The pygplib mostly supports the format of untyped first-order formulas in the TPTP format for automated theorem proving. The format is detailed in Format of First-Order Formula. The expression of a first-order formula can be parsed and constructed to a formula object by Fog.read().

from pygplib import Fog

f = Fog.read("(~ edg(x1,x2)) & (~ edg(x1,x3)) & (~ edg(x2,x3))")

A formula object can be converted back to string by op.to_str().

from pygplib import op

assert op.to_str(f) == "(((~ edg(x1, x2)) & (~ edg(x1, x3))) & (~ edg(x2, x3)))"
ff = Fog.read(op.to_str(f))
assert f == ff

Clearly the resulted string is logically equivalent to the one just read, and the assertion holds in this case, however it should be noted that a formula object simply represents its syntax and f == ff does not mean asserting the logical equivalence. The above assertion holds simply because the precedence of & is interpreted as being left associative. Hence, the following formula fff, explicitly specified as being right associative, is determined to be a different formula from f (and ff).

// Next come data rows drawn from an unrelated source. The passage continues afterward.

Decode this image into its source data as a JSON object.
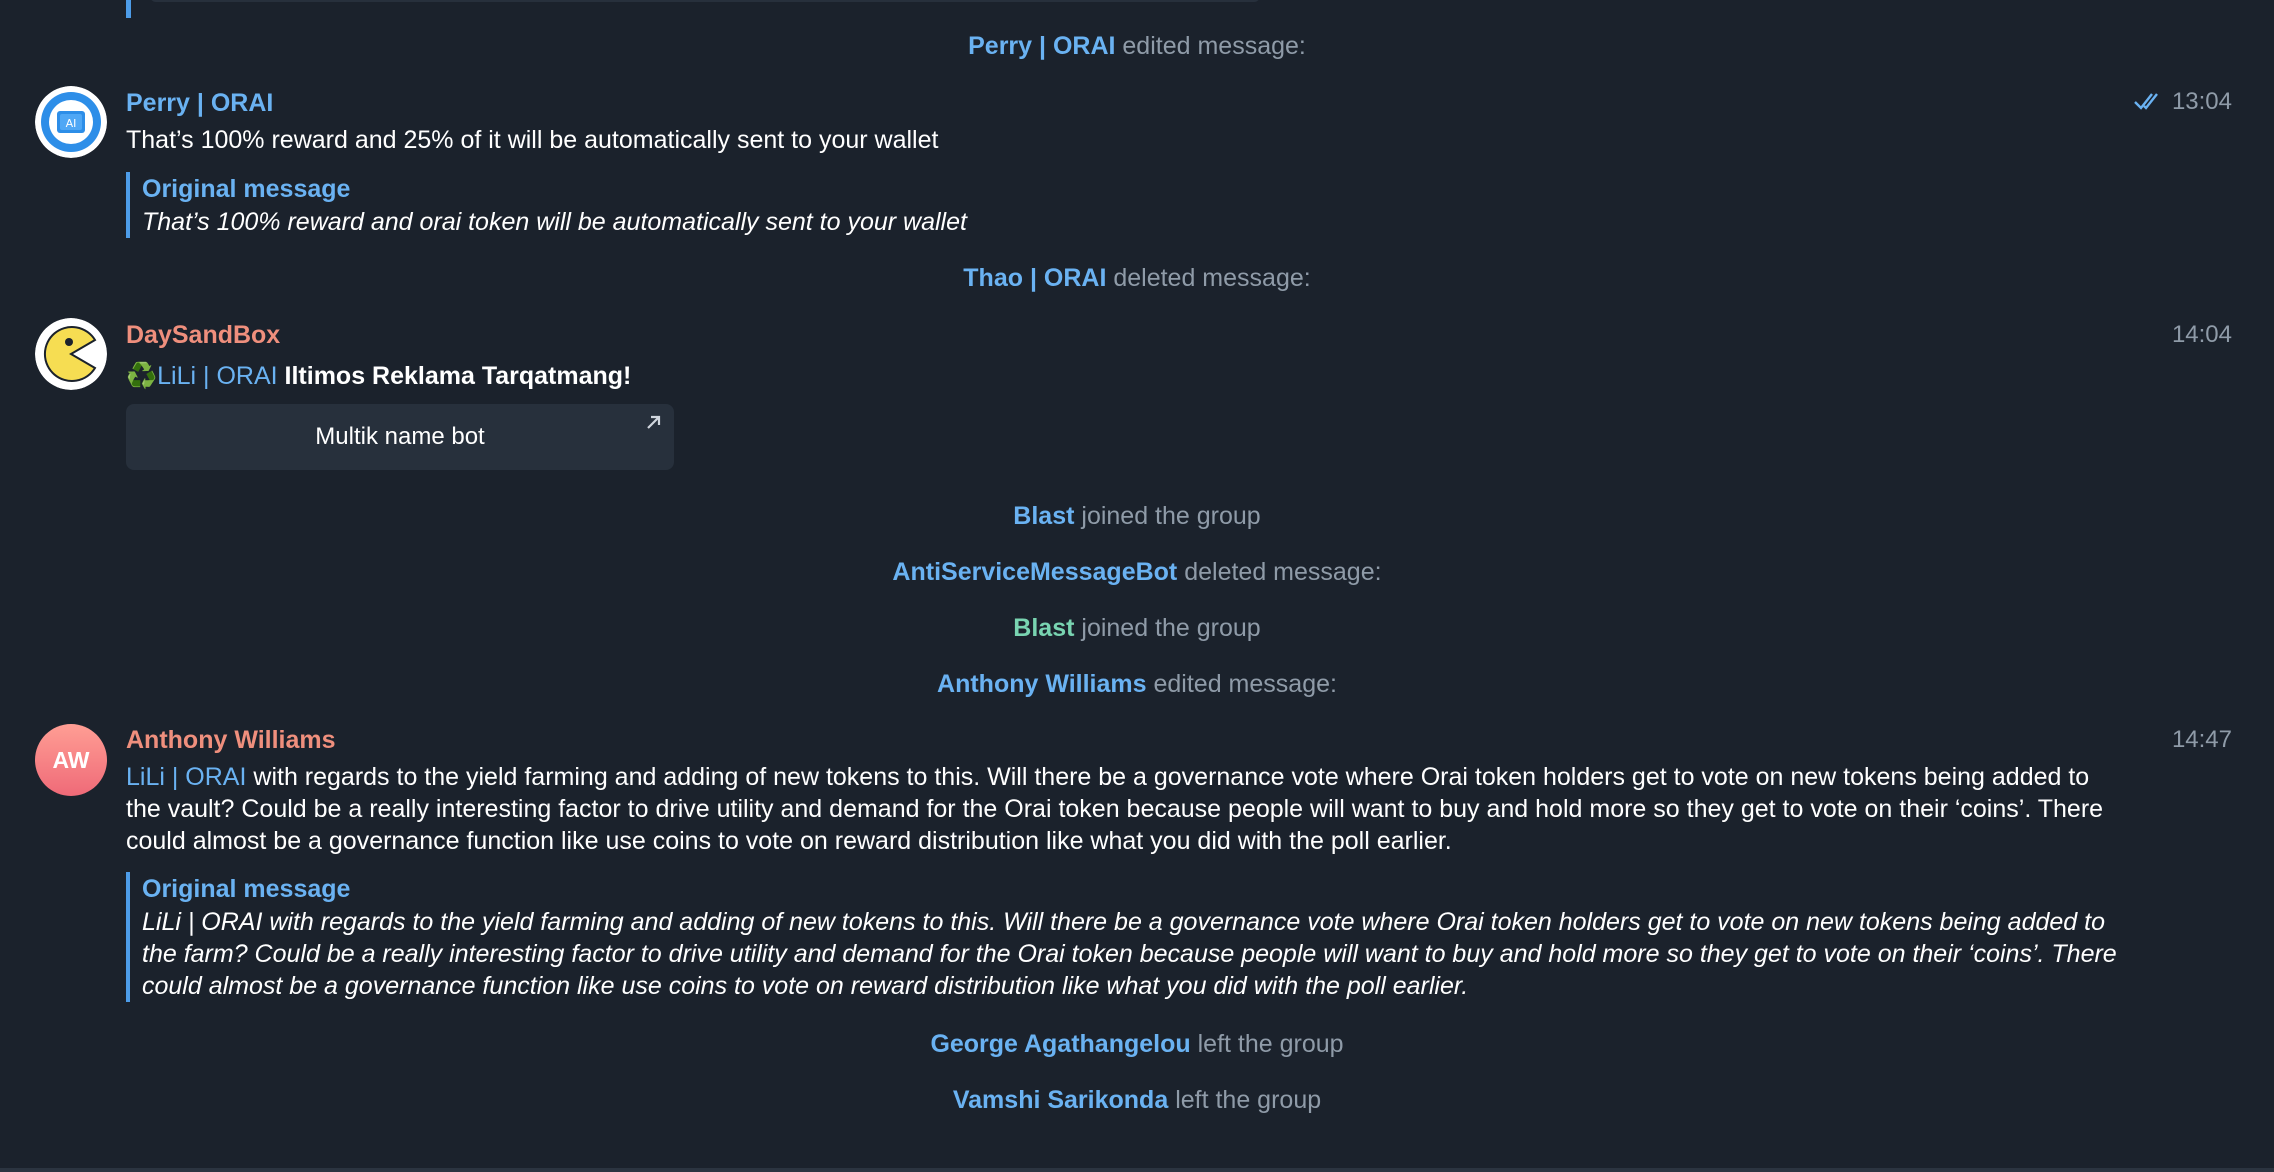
{
  "colors": {
    "background": "#1b222c",
    "accent_blue": "#6ab2f2",
    "accent_green": "#79d4b1",
    "sender_salmon": "#ef8f7d",
    "muted_text": "#8f9ba8"
  },
  "service_messages": [
    {
      "who": "Perry | ORAI",
      "action": "edited message:"
    },
    {
      "who": "Thao | ORAI",
      "action": "deleted message:"
    },
    {
      "who": "Blast",
      "action": "joined the group"
    },
    {
      "who": "AntiServiceMessageBot",
      "action": "deleted message:"
    },
    {
      "who": "Blast",
      "action": "joined the group"
    },
    {
      "who": "Anthony Williams",
      "action": "edited message:"
    },
    {
      "who": "George Agathangelou",
      "action": "left the group"
    },
    {
      "who": "Vamshi Sarikonda",
      "action": "left the group"
    }
  ],
  "messages": {
    "perry": {
      "avatar_icon": "orai-logo-icon",
      "avatar_text": "AI",
      "sender": "Perry | ORAI",
      "time": "13:04",
      "status_icon": "double-check-icon",
      "text": "That’s 100% reward and 25% of it will be automatically sent to your wallet",
      "quote_title": "Original message",
      "quote_text": "That’s 100% reward and orai token will be automatically sent to your wallet"
    },
    "daysandbox": {
      "avatar_icon": "pacman-icon",
      "sender": "DaySandBox",
      "time": "14:04",
      "emoji": "♻️",
      "mention": "LiLi | ORAI",
      "bold_text": "Iltimos Reklama Tarqatmang!",
      "button_label": "Multik name bot",
      "button_icon": "external-arrow-icon"
    },
    "anthony": {
      "avatar_initials": "AW",
      "sender": "Anthony Williams",
      "time": "14:47",
      "mention": "LiLi | ORAI",
      "text": " with regards to the yield farming and adding of new tokens to this. Will there be a governance vote where Orai token holders get to vote on new tokens being added to the vault? Could be a really interesting factor to drive utility and demand for the Orai token because people will want to buy and hold more so they get to vote on their ‘coins’. There could almost be a governance function like use coins to vote on reward distribution like what you did with the poll earlier.",
      "quote_title": "Original message",
      "quote_text": "LiLi | ORAI with regards to the yield farming and adding of new tokens to this. Will there be a governance vote where Orai token holders get to vote on new tokens being added to the farm? Could be a really interesting factor to drive utility and demand for the Orai token because people will want to buy and hold more so they get to vote on their ‘coins’. There could almost be a governance function like use coins to vote on reward distribution like what you did with the poll earlier."
    }
  }
}
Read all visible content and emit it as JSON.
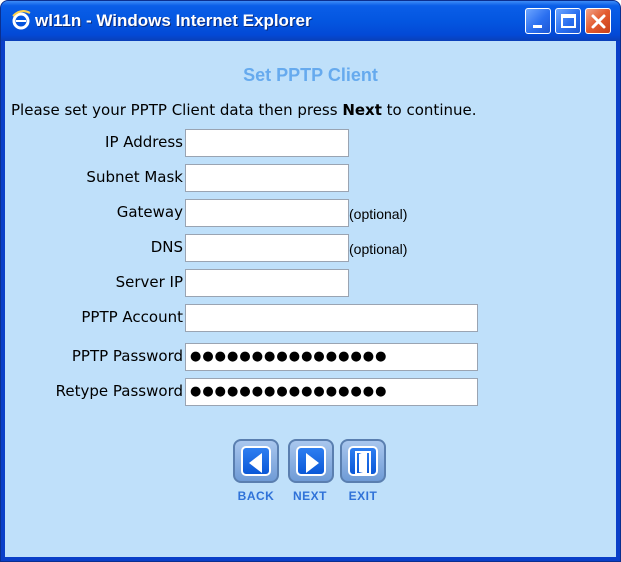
{
  "window": {
    "title": "wl11n - Windows Internet Explorer",
    "icon": "internet-explorer-icon",
    "controls": [
      "minimize-icon",
      "maximize-icon",
      "close-icon"
    ]
  },
  "page": {
    "heading": "Set PPTP Client",
    "instruction_prefix": "Please set your PPTP Client data then press ",
    "instruction_bold": "Next",
    "instruction_suffix": " to continue."
  },
  "form": {
    "ip_address": {
      "label": "IP Address",
      "value": ""
    },
    "subnet_mask": {
      "label": "Subnet Mask",
      "value": ""
    },
    "gateway": {
      "label": "Gateway",
      "value": "",
      "note": "(optional)"
    },
    "dns": {
      "label": "DNS",
      "value": "",
      "note": "(optional)"
    },
    "server_ip": {
      "label": "Server IP",
      "value": ""
    },
    "pptp_account": {
      "label": "PPTP Account",
      "value": ""
    },
    "pptp_password": {
      "label": "PPTP Password",
      "value": "●●●●●●●●●●●●●●●●"
    },
    "retype_password": {
      "label": "Retype Password",
      "value": "●●●●●●●●●●●●●●●●"
    }
  },
  "nav": {
    "back": {
      "label": "BACK",
      "icon": "back-arrow-icon"
    },
    "next": {
      "label": "NEXT",
      "icon": "next-arrow-icon"
    },
    "exit": {
      "label": "EXIT",
      "icon": "exit-door-icon"
    }
  },
  "colors": {
    "titlebar": "#0456e0",
    "client_background": "#bfe0fa",
    "heading": "#66aaee",
    "nav_label": "#2f72d8",
    "close_button": "#e35a2e"
  }
}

fff = Fog.read("((~ edg(x1, x2)) & ((~ edg(x1, x3)) & (~ edg(x2, x3))))")
assert f != fff

Note: when the class variable partitioning_order of Prop class and that of Fog class are set True, binary operations for objects of these classes with equal priority are associated in such a way that objects are recursively partitioned into the left and the right halves.

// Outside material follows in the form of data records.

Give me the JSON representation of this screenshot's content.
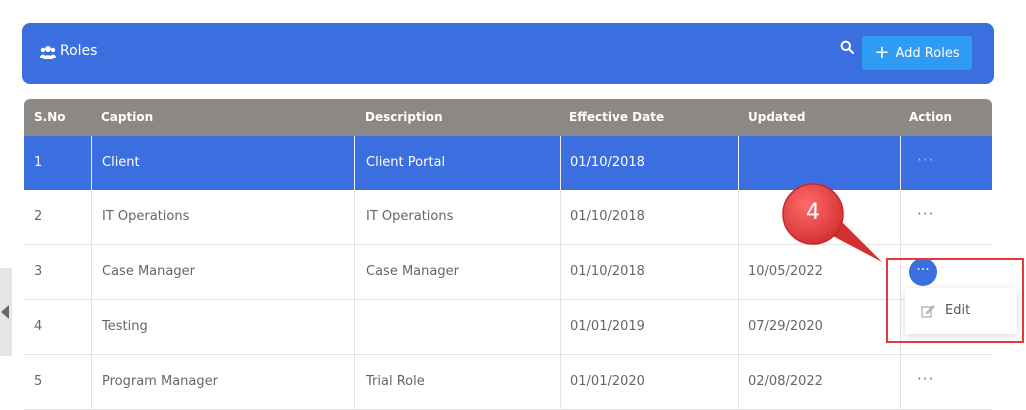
{
  "header": {
    "title": "Roles",
    "add_button_label": "Add Roles",
    "icons": {
      "roles": "users-icon",
      "search": "search-icon",
      "add": "plus-icon"
    }
  },
  "table": {
    "columns": [
      "S.No",
      "Caption",
      "Description",
      "Effective Date",
      "Updated",
      "Action"
    ],
    "rows": [
      {
        "sno": "1",
        "caption": "Client",
        "description": "Client Portal",
        "effective_date": "01/10/2018",
        "updated": ""
      },
      {
        "sno": "2",
        "caption": "IT Operations",
        "description": "IT Operations",
        "effective_date": "01/10/2018",
        "updated": ""
      },
      {
        "sno": "3",
        "caption": "Case Manager",
        "description": "Case Manager",
        "effective_date": "01/10/2018",
        "updated": "10/05/2022"
      },
      {
        "sno": "4",
        "caption": "Testing",
        "description": "",
        "effective_date": "01/01/2019",
        "updated": "07/29/2020"
      },
      {
        "sno": "5",
        "caption": "Program Manager",
        "description": "Trial Role",
        "effective_date": "01/01/2020",
        "updated": "02/08/2022"
      }
    ],
    "action_glyph": "···"
  },
  "action_menu": {
    "edit_label": "Edit"
  },
  "annotation": {
    "step": "4"
  },
  "colors": {
    "header_bg": "#3b6fe0",
    "button_bg": "#2f9bf2",
    "table_head": "#8c8885",
    "selected_row": "#3b6fe0",
    "callout": "#e53935"
  }
}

Fog.partitioning_order = False
f = Fog.read("T & T & T & T")
assert op.to_str(f) == "(((T & T) & T) & T)"
Fog.partitioning_order = True
f = Fog.read("T & T & T & T")
assert op.to_str(f) == "((T & T) & (T & T))"
Fog.partitioning_order = False

Name and Index of Symbol¶

As soon as an expression is parsed, all variable symbols as well as constant symbols appearing in the formula will be registered to NameManager class and unique indices are assigned.

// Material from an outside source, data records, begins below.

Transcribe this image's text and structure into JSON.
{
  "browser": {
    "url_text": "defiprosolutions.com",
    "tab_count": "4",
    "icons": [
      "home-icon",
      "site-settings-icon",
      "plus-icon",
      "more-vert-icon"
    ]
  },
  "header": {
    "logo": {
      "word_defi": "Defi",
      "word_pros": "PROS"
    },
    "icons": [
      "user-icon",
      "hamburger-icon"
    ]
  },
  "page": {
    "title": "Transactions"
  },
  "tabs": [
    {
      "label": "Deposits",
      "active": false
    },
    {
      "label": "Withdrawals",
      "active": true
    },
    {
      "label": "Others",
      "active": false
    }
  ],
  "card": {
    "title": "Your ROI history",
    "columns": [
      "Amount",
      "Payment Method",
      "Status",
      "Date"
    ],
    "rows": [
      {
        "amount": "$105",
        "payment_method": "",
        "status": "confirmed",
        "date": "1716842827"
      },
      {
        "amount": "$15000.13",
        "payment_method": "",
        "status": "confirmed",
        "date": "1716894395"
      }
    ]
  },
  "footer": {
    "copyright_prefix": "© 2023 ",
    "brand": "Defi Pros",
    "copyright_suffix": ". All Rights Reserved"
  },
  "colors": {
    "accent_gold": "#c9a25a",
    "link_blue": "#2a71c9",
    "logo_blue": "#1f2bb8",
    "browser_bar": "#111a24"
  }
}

from pygplib import NameMgr

v = NameMgr.lookup_index("x1")
name = NameMgr.lookup_name(v)
assert "x1" == name

Reset NameManager, if necessary, by NameMgr.clear(), which deletes all registered names and indices.

NameMgr.clear()
assert not NameMgr.has_index("x1")
v = NameMgr.lookup_index("x1") # new index is issued for the first time.
assert NameMgr.has_index("x1")
assert NameMgr.has_name(v)
NameMgr.clear()
assert not NameMgr.has_name(v)
assert not NameMgr.has_index("x1")

The name of a variable symbol should begin with a lowercase letter, followed by zero or more lower case letters, digits, or underscore, while the name of a constant symbol should begin with an uppercase letter, followed by zero or more uppercase letters, digits, or underscore.

NameMgr.clear()
v = NameMgr.lookup_index("x1")
w = NameMgr.lookup_index("V1")
assert NameMgr.is_variable(v)
assert NameMgr.is_constant(w)

Constructing First-Order Formula¶

An arbitrary well-formed formula can be constructed with built-in operators.

Basic Operators¶

v = NameMgr.lookup_index("x")
w = NameMgr.lookup_index("y")
f = Fog.edg(v,w)
assert op.to_str(f) == "edg(x, y)"

g = Fog.neg(Fog.eq(v,w))
assert op.to_str(g) == "(~ x = y)"

h = Fog.implies(f,g)
assert op.to_str(h) == "(edg(x, y) -> (~ x = y))"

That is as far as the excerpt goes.